Down on the Allotment

What's happening down on the allotment? An intimate account of a passionate veggie grower.

Thursday, June 19, 2008

How to Grow Pineapples

You might not recognise the object pictured above, but it is a pineapple root! Last week I visited a pinapple plantation in the Azores and learned how to grow pineapples! These roots are laid out in trays of compost and kept moist and very warm for about 8 months.
Alternatively you can take the top from a pineapple - as long as the growing middle has not been removed - strip the lower leaves from the stalk and leave it to dry on a windowsill for a couple of weeks. You will see the little vestigial roots in the leaf joints.
After about 8 months or so green shoots will appear from this root, and these are broken off and planted out under glass and left to grow for up to 2 years! One of the most startling things I learned is that they are not given any nutrients or feed, they are grown in woodchippings and sawdust, with a top dressing of pittosporum leaves!
Now this is the bit where I come unstuck in London - the temperatures inside these greenhouses are unbearably hot! Just about the same temperature as a very hot sauna or Turkish bath.
In fact this picture above had to be taken quickly within about half a second of walking inside the greenhouse as my glasses and camera lens were completely steamed up. This is a baby pineapple, the beautiful flowers bloom out of each of the tiny segments - I did not know this!
Eventually you get something that resembles a pineapple after about 2 years (although I am told that in warmer climates they can do it in 18 months)
So after about 2 years of sweltering heat inside a greenhouse on the Azores - you have grown your own pineapple! - I might just start off the process inside a heated propagator inside a greenhouse in Summer in London... and see how far I get!

10 Comments:

At 9:15 PM, Blogger Magic Cochin said...

Two years - now I didn't know that!
The Victorian kitchen gardeners used to grow them - a small boy stoking a brazier and underground heating ducts and a hot-bed of rotting manure are probably needed too!

Celia

 
At 4:52 AM, Blogger tina said...

Amazing! I have a pineapple top growing on my deck right now. Growing is not the right word as I did not cut it right. It is just sitting there. No roots. Time to start over with your instructions. Thanks! btw, loved the Azores. I passed through there once on my way to the States. So pretty! I did not know they grew pineapples and that is a long time for something so yummy to come to market.

 
At 6:28 AM, OpenID shreela said...

So what is the temperature requirement? And for how long do they need the high temperature? It's fairly hot, and pretty humid where I live, but it might not be hot enough, or for long enough without extra steps like you might take.

 
At 9:20 AM, Anonymous Soilman said...

That's amazing! How the hell did those Victorians get their glasshouses hot enough to grow them? I know they used the heat from decomposing manure - somehow - but there must have been a hell of lot of manure!!!

 
At 8:26 PM, Anonymous easygardener said...

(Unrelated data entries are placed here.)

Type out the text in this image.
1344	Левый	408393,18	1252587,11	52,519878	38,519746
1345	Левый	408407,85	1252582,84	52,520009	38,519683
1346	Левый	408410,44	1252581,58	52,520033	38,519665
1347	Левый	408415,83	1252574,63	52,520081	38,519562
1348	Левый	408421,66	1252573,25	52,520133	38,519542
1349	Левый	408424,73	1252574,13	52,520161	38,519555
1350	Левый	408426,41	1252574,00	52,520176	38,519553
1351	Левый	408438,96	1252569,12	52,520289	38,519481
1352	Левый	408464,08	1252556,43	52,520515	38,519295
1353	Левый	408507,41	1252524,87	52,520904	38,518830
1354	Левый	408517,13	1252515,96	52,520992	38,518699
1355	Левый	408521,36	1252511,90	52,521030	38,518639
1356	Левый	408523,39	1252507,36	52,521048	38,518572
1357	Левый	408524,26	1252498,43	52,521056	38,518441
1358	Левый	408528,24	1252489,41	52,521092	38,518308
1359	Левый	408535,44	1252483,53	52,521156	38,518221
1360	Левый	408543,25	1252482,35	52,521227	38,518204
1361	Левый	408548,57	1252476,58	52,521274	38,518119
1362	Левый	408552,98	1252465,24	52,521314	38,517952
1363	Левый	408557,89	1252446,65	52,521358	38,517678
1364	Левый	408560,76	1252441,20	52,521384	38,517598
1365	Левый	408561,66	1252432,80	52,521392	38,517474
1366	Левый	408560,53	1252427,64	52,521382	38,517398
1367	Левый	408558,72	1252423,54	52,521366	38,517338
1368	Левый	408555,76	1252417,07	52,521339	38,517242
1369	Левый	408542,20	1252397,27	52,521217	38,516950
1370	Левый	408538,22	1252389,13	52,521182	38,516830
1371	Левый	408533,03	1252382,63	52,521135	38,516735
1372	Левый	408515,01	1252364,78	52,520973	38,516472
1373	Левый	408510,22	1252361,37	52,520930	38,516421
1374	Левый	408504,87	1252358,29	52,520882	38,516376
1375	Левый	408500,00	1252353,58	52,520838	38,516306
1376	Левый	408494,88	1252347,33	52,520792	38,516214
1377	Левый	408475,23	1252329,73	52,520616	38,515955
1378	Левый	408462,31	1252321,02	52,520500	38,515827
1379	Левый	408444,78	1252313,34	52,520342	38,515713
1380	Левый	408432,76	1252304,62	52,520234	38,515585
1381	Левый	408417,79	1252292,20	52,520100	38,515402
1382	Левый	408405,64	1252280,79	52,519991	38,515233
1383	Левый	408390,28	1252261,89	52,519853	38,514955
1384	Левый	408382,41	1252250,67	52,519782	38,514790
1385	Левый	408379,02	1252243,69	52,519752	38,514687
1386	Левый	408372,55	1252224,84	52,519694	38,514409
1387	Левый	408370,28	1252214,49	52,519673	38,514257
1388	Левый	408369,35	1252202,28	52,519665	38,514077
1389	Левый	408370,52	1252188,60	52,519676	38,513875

The pineapple flower looks slightly unreal.
Quite a shock sometimes to see exotic fruit actually growing as opposed to sitting on a supermarket shelf.

 
At 2:10 PM, Blogger UKBob said...

Hi Matron, I managed to root a pineapple top last autumn and it is still alive in the greenhouse although I think I nearly lost it in the winter as I'm thinking I may have over watered it - thats just a guess though. I have it in potting compost so I'm thinking after what you just said I might be better off finding some wood chippings. I wonder if Orchid compost would do? The trouble is after getting this far with it I don't like to do too much experimenting. By the way I'm going walking for two weeks, not the weekend. Bob.

 
At 8:18 PM, Anonymous Anonymous said...

I live in central Florida and have been growing pineapples in my garden for about 10 years. I didn't know I had "to trim the top". I have just been planting the top and harvested 10 pineapples this year from my 23 plants. (It is a slow process the first few years.) I do cover the plants with a painter's cloth on the few occassions it freezes.

 
At 1:57 PM, Anonymous Charles said...

I like the way you explain how to grow pineapples. I come from a region were pineapples are grown so its intresting to learn how others manage to grow pineapples in difficult weather conditions.

 
At 3:56 PM, Anonymous Anonymous said...

I just harvested my first pineapple, and wonder if the plant will go on to produce more; it has put up about 8 "side shoots" or baby plants. Will these produce fruit? Shall I attempt to separate them? Is this how they are propagated commercially? Jan

 
At 8:10 PM, Blogger Matron said...

Jan, When I watched the demonstration in the Azores the main plant is discarded when it has fruited. The side shoots were separated to produce cuttings. The thick fibrous roots were also laid down horizontally - like a rhizome - and shoots grew up from these too.